«Le vent et la pluie sont apaisés, le zénith est serein, les nuages se dissipent; le soleil, en fuyant, éclaire la colline de ses derniers rayons; la rivière coule toute rouge de la montagne dans la vallée. Doux est ton murmure, ô rivière! mais plus douce est la voix d'Alpin, quand il fait entendre un chant funèbre. Sa tête est courbée par l'âge, et son œil creux est rouge de pleurs. Alpin, excellent chanteur, pourquoi, seul sur la silencieuse colline, gémis-tu comme un coup de vent dans la forêt, comme une vague sur un rivage lointain?»
ALPIN.
«Mes pleurs, Ryno, sont pour la mort; ma voix est aux habitants de la tombe. Jeune homme, tu es svelte sur la colline, beau parmi les fils des bruyères; mais tu tomberas comme Morar, et sur ton tombeau l'affligé viendra s'asseoir. Les collines t'oublieront. Ton arc est là, attaché à la muraille, détendu.
«Tu étais svelte, ô Morar, comme un chevreuil sur la colline, terrible comme le météore qui brille la nuit au ciel. Ton courroux était un orage; ton glaive dans le combat était comme l'éclair sur la bruyère; ta voix, semblable au torrent de la forêt après la pluie, au tonnerre roulant sur les collines lointaines. Beaucoup tombaient devant ton bras, la flamme de ta colère les consumait. Mais quand tu revenais de la guerre, ta voix était paisible, ton visage semblable au soleil après l'orage, à la lune dans la nuit silencieuse, ton sein calme comme le lac quand le bruit du vent est apaisé.
«Étroite est maintenant ta demeure, obscur ton tombeau: avec trois pas je mesure ta tombe. Ô toi qui étais si grand! quatre pierres couvertes de mousse sont ton seul monument: un arbre effeuillé, l'herbe haute que le vent couche, indiquent à l'œil du chasseur le tombeau du puissant Morar. Tu n'as pas de mère pour te pleurer, pas d'amante qui verse des larmes sur toi. Elle est morte, celle qui te donna le jour; elle est tombée, la fille de Morglan.
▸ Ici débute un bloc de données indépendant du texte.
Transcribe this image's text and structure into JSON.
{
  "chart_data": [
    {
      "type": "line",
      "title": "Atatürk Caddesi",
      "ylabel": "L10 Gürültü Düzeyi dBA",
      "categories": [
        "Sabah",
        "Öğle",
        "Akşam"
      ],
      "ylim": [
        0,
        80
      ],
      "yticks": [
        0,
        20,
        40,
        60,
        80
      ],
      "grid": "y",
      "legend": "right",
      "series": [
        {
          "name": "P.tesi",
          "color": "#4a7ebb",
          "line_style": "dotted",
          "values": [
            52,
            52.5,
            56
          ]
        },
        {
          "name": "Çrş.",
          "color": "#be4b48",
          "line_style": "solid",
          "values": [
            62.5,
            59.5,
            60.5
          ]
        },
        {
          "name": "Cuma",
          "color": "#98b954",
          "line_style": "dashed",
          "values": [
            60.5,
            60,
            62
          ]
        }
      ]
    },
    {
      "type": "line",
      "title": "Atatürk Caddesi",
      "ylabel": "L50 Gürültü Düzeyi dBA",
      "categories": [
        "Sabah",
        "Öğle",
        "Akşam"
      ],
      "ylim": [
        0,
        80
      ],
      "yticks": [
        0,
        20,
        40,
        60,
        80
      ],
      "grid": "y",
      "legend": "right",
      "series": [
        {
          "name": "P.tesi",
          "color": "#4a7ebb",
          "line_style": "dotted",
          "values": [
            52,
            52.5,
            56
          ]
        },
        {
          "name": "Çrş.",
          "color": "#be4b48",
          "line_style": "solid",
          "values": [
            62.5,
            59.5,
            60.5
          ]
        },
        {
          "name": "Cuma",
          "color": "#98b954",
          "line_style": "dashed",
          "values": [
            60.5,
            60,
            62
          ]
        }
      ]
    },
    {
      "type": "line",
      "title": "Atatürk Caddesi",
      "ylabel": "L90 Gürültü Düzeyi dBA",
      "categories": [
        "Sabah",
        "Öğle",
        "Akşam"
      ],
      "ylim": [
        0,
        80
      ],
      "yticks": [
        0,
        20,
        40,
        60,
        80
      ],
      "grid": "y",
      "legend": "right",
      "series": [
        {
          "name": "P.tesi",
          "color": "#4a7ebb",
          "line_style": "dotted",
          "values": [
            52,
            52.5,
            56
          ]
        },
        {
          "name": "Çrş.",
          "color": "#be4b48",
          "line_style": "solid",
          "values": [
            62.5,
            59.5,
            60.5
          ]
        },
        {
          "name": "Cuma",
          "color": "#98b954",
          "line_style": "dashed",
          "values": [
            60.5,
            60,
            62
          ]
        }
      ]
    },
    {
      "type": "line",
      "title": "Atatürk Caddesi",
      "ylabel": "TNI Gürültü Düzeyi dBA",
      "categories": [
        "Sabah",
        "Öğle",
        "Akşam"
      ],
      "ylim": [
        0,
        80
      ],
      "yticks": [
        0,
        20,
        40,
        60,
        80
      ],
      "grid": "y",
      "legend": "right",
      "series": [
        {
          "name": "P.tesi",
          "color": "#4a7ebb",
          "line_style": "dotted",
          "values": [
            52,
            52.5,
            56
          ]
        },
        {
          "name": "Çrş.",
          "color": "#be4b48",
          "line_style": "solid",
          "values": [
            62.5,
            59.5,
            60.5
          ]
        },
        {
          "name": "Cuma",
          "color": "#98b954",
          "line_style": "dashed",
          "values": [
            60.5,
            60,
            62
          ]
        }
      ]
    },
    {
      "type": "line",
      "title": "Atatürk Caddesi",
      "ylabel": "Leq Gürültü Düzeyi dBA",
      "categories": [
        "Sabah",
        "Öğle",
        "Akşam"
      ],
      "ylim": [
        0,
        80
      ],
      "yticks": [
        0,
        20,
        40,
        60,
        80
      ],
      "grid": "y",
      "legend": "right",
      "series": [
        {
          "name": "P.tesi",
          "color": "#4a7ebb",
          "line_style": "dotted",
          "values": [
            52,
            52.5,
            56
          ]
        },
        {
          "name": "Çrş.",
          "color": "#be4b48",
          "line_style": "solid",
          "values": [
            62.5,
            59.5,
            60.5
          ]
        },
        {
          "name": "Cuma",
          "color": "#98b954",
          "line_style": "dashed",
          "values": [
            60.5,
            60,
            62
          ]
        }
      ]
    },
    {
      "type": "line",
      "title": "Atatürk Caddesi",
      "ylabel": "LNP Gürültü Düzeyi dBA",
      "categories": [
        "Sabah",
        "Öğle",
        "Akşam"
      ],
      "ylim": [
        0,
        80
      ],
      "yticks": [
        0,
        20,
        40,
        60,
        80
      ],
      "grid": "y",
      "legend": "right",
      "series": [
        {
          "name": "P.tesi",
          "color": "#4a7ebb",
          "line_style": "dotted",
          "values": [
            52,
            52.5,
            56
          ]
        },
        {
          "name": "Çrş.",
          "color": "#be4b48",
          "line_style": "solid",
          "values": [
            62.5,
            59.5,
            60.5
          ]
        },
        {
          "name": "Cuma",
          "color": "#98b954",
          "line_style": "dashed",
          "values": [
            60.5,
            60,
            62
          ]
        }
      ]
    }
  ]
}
«Quel est ce vieillard appuyé sur son bâton? qui est-il, cet homme dont la tête est blanche et dont les yeux sont rougis par les larmes? C'est ton père, ô Morar! le père d'aucun autre fils. Il entendit souvent parler de ta vaillance, des ennemis tombés sous tes coups; il entendit la gloire de Morar! Ah! pourquoi a-t-il entendu sa chute? Pleure, père de Morar, pleure! mais ton fils ne t'entend pas. Le sommeil des morts est profond; leur oreiller de poussière est creusé bas. Il n'entendra plus jamais ta voix, il ne se réveillera plus à ta voix. Oh! quand fait-il jour au tombeau, pour dire à celui qui dort: «Réveille-toi!»
«Adieu, le plus généreux des hommes! adieu, guerrier fameux! Jamais plus le champ de bataille ne te verra; jamais plus la sombre forêt ne brillera de l'éclat de ton acier. Tu n'as laissé aucun fils, mais les chants conserveront ton nom; les temps futurs entendront parler de toi, ils connaîtront Morar!
«Les guerriers s'affligèrent; mais Armin surtout poussa de douloureux soupirs. Ce chant lui rappelait aussi à lui la mort d'un fils, et le ramenait aux jours de sa jeunesse. Carmor était près du héros, Carmor, le prince de Galmal. «Pourquoi ces sanglots? dit-il; est-ce ici qu'il faut pleurer? la musique et les chants ne sont-ils pas pour fondre l'âme et la ranimer? Le léger nuage de brouillard qui s'élève du lac tombe sur la vallée et humecte les fleurs; et à l'instant le soleil revient dans sa force, dissipe le brouillard, et les fleurs reverdissent. Pourquoi es-tu si triste, ô Armin! toi qui règnes sur Gorma, qu'environnent les flots?»